Doran shook his head sadly. "But it is true, my friend. Your father is a proud man. An ambitious man." He seemed to speak more to the gathered nobles than to the new Lord of Yronwood. "It's no great wrong for a man to be ambitious, Anders. But when that ambition involves poisoning his own father and his princess, when it involves coveting his neighbor's lands, when it involves sending pirates to harass Dornish traders. Then that ambition has turned to treachery, would you not agree?"
"But… my father is no traitor," Ser Anders tried weakly. "He is loyal to House Martell, he's always been loyal."
"Your own loyalty to your father is moving, ser." Doran pursed his lips. "Truly, it is. But fathers don't always live up to their children's image of them."
He motioned to someone behind the dais. Swiftly, an attendant came at him with a stack of parchment papers in hand, then Prince Doran began to read the contents within. He read out agreements in which the Bloodroyal was asking for lands, lands which were strongly contested between Yronwood and other houses, for the sick princess to sign over to his house.
The river valley where the source of the Scourge lay to be officially taken from the Jordaynes of the Tor, fertile plains wrestled from the Fowlers of Skyreach, metal-rich mountains granted from the Wyls of Wyl.
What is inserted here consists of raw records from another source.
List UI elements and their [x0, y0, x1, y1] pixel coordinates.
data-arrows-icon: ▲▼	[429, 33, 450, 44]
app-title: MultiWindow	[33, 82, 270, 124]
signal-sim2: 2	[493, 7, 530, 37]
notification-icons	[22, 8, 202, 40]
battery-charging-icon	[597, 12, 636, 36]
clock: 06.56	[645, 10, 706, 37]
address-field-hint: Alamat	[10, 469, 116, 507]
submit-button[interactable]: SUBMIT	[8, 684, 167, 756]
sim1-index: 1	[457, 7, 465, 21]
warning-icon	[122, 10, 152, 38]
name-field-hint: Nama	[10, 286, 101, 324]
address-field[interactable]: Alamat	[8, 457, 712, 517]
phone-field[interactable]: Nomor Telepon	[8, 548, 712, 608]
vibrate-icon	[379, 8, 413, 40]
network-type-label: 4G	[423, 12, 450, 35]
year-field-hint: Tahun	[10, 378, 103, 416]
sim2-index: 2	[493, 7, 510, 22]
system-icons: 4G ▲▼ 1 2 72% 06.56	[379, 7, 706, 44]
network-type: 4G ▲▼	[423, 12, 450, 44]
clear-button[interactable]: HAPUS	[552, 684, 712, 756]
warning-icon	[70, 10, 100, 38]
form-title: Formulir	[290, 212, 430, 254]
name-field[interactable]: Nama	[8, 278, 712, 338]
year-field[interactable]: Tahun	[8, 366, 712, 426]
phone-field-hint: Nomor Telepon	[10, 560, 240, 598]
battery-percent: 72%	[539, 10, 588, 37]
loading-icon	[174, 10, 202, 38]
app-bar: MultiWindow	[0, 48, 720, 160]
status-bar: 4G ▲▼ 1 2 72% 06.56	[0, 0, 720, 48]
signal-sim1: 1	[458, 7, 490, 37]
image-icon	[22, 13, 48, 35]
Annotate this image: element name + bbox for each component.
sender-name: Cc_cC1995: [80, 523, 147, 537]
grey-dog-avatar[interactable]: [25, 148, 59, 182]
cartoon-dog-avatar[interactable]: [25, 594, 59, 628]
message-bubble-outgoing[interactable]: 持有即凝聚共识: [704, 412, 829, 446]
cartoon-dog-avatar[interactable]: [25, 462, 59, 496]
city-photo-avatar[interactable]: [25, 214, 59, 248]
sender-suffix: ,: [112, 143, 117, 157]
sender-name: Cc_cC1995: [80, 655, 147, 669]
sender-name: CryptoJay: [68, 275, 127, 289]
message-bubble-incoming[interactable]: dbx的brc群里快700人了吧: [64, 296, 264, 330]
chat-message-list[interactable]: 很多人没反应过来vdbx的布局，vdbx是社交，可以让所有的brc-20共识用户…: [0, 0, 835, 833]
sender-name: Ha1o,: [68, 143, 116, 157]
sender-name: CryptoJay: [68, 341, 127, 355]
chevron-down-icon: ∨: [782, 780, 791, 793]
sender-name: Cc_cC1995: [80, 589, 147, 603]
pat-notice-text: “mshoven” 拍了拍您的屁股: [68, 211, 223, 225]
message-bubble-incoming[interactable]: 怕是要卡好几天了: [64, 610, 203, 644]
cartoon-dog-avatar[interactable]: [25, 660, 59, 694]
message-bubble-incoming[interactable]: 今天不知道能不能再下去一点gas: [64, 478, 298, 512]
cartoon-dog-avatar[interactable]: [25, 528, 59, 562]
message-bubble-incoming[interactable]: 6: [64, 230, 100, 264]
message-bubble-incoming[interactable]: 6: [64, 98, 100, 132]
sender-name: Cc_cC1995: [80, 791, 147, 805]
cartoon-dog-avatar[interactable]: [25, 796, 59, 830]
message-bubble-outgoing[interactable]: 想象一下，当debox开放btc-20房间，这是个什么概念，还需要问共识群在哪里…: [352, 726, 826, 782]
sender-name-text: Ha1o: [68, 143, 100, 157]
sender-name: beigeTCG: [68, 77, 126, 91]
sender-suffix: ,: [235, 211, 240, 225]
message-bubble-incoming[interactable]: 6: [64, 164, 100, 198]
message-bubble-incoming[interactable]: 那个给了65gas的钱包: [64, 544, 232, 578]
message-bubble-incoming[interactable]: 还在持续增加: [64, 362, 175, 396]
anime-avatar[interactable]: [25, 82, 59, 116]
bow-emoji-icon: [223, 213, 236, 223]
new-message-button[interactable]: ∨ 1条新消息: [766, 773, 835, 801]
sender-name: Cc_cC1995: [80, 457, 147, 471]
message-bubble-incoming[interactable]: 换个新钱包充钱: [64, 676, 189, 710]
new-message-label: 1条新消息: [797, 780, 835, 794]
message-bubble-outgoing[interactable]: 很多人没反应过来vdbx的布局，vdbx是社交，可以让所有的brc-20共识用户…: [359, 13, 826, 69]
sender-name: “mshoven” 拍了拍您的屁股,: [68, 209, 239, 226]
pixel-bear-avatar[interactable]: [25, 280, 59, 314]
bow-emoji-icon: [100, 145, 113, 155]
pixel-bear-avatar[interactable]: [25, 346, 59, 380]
Along with a long list of many other concessions that enriched the Yronwoods at the expense of Dornish houses.
Signatures were shown, signet rings compared. The proof was strong, and the lords and ladies present did not take it lightly. There was shouting and screaming and finger-pointing. Insults were thrown at Ser Anders, knights lined up to spit at Ormond Yronwood's body.
I watched it all in a daze. Not knowing whether to step up and say something—anything, or simply leave whatever circus this had been behind and try to brave the Yronwood-infested road to the Water Gardens with a dying Gerion Lannister.
So it happened that I was not given the option.
Soon, Prince Doran called me up to approach the dais, and in front of the incensed Dornish nobles, bade me recite my own part in this strange tale. The pirate attack, the poisoning, finding out the man had died after Lord Yronwood's visit, and finally my brief confrontation with the Bloodroyal just now.
My words seemed just to confirm what the lords already thought. They nodded along, grumbled where grumbling seemed appropriate, cried out in protest at Yronwood's callousness toward Ser Gerion.
And all the while, as I spun my tale and Anders Yronwood glared at me with hate-filled eyes, Doran Martell watched the proceedings from above the dais, smiling faintly.